In the readings for this week there are many representations of fascism during the Second World War, not only in Germany but other parts of Europe as well. In the Hanebrink article the author tells us how a large majority is afraid of Judeo-bolshevism and the potential that it will spread across the continent. Through this mentality all Jewish people are seen as communist and so this also spreads a fear of them in other countries in Europe.
With the Motadel article it was made relatively clear that fascism can mean many different things depending in the leaders’ ideals at the time. As he writes about anti colonist groups coming to Germany to gain support from Hitler. They end up receiving support from Hitler but only because he is looking for help to fight the allies. This may give off the appearance of nationalism but in turn to only fit the agenda of the Nazi state. Through this we are shown that Fascism has no clear definition, and it can be malleable to ones will especially during times of war if the greater result ends with a victorious fascist state.

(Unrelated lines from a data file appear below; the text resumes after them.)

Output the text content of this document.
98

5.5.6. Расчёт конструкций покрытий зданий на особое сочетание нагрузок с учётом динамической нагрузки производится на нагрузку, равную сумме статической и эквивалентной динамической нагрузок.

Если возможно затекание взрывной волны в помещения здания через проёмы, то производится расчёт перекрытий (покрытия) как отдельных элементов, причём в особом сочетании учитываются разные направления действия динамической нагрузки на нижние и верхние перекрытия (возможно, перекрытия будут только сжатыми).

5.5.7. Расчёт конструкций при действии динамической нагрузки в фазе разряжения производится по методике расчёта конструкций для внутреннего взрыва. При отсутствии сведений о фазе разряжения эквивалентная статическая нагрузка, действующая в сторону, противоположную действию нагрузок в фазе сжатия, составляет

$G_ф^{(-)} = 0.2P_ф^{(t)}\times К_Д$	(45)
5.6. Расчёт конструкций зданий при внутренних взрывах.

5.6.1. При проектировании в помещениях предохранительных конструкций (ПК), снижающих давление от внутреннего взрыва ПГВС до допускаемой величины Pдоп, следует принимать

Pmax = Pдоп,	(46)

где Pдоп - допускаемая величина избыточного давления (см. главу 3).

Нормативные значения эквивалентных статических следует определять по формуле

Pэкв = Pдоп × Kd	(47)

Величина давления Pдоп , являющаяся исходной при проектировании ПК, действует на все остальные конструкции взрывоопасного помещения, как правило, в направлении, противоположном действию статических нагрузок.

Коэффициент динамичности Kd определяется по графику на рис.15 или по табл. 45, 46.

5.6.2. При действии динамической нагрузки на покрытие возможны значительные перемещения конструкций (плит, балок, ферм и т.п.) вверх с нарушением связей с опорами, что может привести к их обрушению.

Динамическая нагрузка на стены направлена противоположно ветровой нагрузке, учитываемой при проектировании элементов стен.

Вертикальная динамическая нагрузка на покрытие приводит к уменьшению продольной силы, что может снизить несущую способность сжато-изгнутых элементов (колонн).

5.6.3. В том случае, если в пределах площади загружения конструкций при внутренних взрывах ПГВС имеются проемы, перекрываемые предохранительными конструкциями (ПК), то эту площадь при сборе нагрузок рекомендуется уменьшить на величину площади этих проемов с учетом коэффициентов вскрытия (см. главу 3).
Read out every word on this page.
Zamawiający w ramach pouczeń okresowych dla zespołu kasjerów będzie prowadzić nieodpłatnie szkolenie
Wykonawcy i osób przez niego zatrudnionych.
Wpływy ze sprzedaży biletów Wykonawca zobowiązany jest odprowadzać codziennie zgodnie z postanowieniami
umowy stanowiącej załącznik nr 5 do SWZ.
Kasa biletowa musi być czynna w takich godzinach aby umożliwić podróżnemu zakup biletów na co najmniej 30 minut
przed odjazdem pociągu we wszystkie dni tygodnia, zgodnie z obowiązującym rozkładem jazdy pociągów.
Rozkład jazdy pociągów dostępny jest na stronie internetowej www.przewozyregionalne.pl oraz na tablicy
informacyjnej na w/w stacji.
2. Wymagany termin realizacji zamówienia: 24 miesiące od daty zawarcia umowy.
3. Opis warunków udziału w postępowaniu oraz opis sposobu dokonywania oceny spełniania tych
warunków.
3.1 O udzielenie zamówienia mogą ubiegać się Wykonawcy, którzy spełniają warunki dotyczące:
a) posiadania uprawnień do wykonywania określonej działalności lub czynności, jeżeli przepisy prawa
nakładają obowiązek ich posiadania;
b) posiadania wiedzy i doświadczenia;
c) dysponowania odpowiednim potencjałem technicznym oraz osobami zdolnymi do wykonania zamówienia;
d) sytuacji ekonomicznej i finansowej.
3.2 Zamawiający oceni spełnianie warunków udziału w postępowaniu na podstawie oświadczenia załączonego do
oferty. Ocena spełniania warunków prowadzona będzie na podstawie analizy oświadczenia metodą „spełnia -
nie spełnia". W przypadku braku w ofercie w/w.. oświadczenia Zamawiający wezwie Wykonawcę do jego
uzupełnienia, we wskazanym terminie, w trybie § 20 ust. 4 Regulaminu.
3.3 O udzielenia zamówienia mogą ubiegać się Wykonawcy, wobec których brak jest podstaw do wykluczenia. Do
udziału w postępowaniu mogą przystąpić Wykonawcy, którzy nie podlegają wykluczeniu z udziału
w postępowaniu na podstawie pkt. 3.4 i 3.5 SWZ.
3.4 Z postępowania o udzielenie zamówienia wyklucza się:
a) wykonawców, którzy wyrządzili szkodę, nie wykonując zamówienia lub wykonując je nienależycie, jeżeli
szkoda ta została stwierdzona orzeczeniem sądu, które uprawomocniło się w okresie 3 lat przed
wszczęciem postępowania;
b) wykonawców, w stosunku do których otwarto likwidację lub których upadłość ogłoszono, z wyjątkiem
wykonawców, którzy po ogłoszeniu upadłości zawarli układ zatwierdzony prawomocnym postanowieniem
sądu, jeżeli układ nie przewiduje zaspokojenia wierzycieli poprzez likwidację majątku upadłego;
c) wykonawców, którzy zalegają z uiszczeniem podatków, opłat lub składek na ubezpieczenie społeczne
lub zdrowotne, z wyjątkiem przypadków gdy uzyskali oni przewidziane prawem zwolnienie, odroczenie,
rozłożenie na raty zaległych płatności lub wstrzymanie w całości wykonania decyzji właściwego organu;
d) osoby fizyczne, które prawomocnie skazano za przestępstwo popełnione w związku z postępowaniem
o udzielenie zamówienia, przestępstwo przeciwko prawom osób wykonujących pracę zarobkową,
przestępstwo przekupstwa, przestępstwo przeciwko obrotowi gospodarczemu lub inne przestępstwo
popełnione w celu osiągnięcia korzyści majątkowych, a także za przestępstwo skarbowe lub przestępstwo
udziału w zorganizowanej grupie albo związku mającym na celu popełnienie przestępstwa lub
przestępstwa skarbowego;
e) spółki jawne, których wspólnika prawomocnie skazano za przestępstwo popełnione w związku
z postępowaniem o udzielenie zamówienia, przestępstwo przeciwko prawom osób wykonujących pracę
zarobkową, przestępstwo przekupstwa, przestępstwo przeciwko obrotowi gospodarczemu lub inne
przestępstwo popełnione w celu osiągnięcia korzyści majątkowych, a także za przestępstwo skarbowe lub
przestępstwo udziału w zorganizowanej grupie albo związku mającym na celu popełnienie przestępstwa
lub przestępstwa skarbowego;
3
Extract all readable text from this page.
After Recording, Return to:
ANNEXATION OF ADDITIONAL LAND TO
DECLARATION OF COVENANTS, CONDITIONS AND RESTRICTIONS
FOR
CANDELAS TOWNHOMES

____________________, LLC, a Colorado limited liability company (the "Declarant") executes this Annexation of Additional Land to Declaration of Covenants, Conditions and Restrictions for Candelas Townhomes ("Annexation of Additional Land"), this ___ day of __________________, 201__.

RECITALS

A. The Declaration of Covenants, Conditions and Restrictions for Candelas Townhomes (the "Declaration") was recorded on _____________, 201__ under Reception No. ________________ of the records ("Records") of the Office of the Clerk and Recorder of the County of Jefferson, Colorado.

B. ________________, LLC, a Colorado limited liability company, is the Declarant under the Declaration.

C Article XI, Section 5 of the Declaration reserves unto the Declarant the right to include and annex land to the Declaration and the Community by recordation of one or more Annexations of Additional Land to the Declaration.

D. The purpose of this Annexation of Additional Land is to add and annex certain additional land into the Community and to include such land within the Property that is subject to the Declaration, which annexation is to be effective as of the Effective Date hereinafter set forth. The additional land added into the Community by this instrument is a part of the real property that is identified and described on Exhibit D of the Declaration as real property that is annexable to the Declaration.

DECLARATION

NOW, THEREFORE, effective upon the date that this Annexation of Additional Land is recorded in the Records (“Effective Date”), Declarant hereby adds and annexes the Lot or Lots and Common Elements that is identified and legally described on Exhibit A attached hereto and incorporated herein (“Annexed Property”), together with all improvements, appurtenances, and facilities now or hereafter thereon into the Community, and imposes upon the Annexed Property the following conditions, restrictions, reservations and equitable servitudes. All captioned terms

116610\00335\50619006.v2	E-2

After these readings we are shown that Fascism can have various faces and truly only show its true colors in the shadows. While in the light it has been made evident that Fascism can trick even the smartest and most intelligent of us all. And with its leaders often being loud, confident, and entirely self centered. And all of this is made even worse through their ability to create followers that show the same mentality as the leader to rise to the top.
Paul Hanebrink, A Specter Haunting Europe: The Myth of Judeo-Bolshevism (Harvard University Press, 2018), pp. 1-10, 11-45.
David Motadel, “The Global Authoritarian Moment: The Revolt Against Empire” American Historical Review Vol. 124, Issue 3 (July 2019): 843-877.